そして、賃金ダウンとともにライフプランを揺るがす要因になるのが公的負担の増加で、特に影響が大きいものが厚生年金の保険料率アップだ。2004年から保険料を算定する標準報酬月額に対する保険料率が13.58%から毎年0.354%ずつ引き上げられ、最終的に17年の18.30%まで上昇する。保険料は労使折半なので、ビジネスマンの負担は毎年0.177%ずつ増えていく。
その分を何でカバーしていくかというと、貯蓄の取り崩しである。すでに08年度の家計貯蓄率は2.2%にまで低下しているが、このダウントレンドはさらに続きそうだ。最悪の場合、貯蓄をすべて取り崩して借り入れで賄い、貯蓄率がマイナスという世帯が増えるかもしれない。

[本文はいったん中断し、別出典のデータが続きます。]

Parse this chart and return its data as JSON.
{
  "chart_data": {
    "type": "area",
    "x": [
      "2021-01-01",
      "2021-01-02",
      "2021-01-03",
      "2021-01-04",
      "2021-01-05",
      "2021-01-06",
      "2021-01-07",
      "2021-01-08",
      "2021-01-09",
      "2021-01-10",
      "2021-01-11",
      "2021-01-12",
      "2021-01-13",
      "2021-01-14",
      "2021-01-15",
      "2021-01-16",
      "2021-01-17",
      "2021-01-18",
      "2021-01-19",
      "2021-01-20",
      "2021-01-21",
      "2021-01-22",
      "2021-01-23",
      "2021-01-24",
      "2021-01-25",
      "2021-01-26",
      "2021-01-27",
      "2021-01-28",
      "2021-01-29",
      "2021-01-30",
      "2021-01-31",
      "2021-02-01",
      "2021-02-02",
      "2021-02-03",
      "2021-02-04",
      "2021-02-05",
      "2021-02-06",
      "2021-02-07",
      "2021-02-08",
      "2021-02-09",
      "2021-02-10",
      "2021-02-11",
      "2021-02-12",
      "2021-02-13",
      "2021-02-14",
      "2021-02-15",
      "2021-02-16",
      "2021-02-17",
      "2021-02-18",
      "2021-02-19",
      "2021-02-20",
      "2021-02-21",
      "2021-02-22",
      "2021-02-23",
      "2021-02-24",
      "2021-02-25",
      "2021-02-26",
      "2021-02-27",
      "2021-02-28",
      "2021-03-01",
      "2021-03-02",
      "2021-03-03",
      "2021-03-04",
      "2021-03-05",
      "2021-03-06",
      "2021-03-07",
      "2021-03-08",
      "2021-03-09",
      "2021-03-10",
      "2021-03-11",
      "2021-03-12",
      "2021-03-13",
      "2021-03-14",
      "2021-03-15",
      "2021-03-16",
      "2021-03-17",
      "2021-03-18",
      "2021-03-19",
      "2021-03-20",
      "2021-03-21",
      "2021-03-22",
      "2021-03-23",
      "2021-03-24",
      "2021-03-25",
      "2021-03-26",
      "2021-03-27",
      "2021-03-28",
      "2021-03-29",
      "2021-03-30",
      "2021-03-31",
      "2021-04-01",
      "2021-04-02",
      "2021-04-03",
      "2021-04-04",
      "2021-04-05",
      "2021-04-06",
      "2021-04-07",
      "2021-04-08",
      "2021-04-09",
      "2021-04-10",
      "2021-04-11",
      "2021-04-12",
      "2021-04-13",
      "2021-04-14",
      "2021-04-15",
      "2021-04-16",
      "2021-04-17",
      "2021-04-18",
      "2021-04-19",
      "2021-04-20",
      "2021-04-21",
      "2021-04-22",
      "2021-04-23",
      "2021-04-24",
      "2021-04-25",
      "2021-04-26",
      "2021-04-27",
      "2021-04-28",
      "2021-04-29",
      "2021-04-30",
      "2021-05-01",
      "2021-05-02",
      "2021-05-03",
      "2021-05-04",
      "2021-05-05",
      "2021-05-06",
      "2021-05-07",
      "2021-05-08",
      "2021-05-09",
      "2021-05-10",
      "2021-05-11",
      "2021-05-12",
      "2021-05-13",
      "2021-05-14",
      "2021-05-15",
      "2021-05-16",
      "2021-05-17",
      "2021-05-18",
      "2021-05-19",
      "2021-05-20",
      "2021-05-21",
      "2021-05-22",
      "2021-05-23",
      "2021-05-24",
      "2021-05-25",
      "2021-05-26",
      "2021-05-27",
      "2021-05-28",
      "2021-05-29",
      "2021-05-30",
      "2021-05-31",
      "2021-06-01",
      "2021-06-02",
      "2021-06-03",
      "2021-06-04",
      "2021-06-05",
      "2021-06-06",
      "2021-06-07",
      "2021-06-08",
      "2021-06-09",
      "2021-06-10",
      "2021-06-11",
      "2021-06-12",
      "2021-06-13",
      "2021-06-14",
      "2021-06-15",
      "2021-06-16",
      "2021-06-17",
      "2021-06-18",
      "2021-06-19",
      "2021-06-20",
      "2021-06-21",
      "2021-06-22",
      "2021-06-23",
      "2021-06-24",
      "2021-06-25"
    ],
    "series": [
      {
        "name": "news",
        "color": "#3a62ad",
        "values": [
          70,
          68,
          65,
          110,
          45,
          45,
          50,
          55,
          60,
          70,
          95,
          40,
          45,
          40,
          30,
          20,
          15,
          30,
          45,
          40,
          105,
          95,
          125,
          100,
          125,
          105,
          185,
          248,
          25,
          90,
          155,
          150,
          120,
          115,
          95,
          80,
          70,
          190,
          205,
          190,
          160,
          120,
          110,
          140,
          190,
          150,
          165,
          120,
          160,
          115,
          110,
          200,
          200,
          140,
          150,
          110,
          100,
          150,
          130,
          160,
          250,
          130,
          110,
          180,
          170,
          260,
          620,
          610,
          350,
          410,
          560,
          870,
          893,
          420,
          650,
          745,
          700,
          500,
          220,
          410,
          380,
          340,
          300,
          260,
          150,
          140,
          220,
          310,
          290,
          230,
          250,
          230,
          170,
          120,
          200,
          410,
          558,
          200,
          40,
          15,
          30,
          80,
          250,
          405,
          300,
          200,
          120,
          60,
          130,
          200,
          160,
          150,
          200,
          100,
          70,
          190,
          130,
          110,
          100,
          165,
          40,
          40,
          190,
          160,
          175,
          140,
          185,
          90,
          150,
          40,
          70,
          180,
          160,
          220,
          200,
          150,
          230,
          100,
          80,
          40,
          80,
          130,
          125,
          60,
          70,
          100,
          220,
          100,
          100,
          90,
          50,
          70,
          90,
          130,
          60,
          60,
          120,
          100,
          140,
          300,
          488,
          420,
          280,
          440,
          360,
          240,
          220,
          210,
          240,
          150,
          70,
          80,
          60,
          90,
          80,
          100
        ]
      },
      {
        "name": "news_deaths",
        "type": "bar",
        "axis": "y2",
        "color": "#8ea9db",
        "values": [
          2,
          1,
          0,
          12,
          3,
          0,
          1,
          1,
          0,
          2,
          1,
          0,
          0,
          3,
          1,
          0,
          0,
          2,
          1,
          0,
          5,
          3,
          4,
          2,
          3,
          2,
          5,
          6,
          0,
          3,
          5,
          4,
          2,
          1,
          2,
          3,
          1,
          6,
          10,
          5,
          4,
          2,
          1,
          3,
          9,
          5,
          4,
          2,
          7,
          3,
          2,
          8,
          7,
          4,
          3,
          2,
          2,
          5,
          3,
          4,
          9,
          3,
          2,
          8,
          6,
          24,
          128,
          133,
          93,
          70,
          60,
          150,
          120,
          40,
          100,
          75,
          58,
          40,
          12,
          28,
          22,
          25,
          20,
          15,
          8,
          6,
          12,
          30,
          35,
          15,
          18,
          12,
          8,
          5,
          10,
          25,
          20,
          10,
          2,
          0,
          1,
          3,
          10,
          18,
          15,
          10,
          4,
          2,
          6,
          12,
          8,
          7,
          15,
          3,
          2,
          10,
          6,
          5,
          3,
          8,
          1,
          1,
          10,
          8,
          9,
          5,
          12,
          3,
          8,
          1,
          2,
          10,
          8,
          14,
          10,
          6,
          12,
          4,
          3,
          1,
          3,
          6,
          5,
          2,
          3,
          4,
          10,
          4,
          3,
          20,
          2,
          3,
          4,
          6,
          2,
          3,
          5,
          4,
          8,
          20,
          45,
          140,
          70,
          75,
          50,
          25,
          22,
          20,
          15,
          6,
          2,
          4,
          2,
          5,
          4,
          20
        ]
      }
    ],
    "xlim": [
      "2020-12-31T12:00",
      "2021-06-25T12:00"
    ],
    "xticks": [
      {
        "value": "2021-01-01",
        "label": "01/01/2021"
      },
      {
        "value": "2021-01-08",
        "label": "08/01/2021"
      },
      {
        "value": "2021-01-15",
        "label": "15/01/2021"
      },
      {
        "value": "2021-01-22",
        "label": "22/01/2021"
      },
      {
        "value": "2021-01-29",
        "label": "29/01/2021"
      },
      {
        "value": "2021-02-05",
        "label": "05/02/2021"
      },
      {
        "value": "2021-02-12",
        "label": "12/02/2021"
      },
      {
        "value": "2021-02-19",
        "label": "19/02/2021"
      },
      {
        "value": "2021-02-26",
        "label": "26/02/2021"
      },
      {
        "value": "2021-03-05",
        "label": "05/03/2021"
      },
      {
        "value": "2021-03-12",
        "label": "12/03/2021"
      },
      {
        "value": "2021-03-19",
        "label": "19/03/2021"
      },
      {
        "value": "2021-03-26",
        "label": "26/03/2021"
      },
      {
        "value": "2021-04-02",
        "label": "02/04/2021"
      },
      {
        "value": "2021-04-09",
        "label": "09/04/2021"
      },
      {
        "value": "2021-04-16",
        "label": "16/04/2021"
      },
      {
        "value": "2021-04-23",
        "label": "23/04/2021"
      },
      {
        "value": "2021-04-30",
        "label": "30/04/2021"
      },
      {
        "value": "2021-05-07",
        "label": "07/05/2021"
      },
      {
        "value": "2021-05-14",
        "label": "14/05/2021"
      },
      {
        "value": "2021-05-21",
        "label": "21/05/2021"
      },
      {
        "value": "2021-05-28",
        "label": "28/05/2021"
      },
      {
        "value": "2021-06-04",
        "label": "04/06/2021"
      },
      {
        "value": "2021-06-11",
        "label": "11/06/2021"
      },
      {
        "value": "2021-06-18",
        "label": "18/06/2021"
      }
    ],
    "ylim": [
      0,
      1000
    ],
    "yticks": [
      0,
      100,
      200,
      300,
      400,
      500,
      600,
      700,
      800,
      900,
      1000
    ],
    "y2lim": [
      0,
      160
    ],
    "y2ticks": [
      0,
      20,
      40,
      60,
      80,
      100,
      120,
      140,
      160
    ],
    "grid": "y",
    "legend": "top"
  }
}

また企業サイドから見ると、この厚生年金の保険料率のアップは実質的な人件費のアップと映る。そうなると、厚生年金の加入対象外である派遣社員やパート・アルバイトなど非正規社員を使ったほうが得との判断が働き、正社員の雇用リスク上昇という副作用をもたらす。どちらにしても正社員は厳しい時代を迎えているようである。
数少ない明るい話題は子ども手当の支給であろう。対象者は総世帯の19.4%だが、その多くは20代、30代を中心とした若い世帯だ。バブル崩壊後に社会に出てきた彼らは賃金ダウンの圧力を絶えず受け続けてきただけに、大きな恵みになるはず。公的負担増を軽減する効果も期待でき、消費拡大へつながっていこう。
もっとも、子供が高校生以上になってしまった40代や50代のビジネスマンは横目で見ているほかない。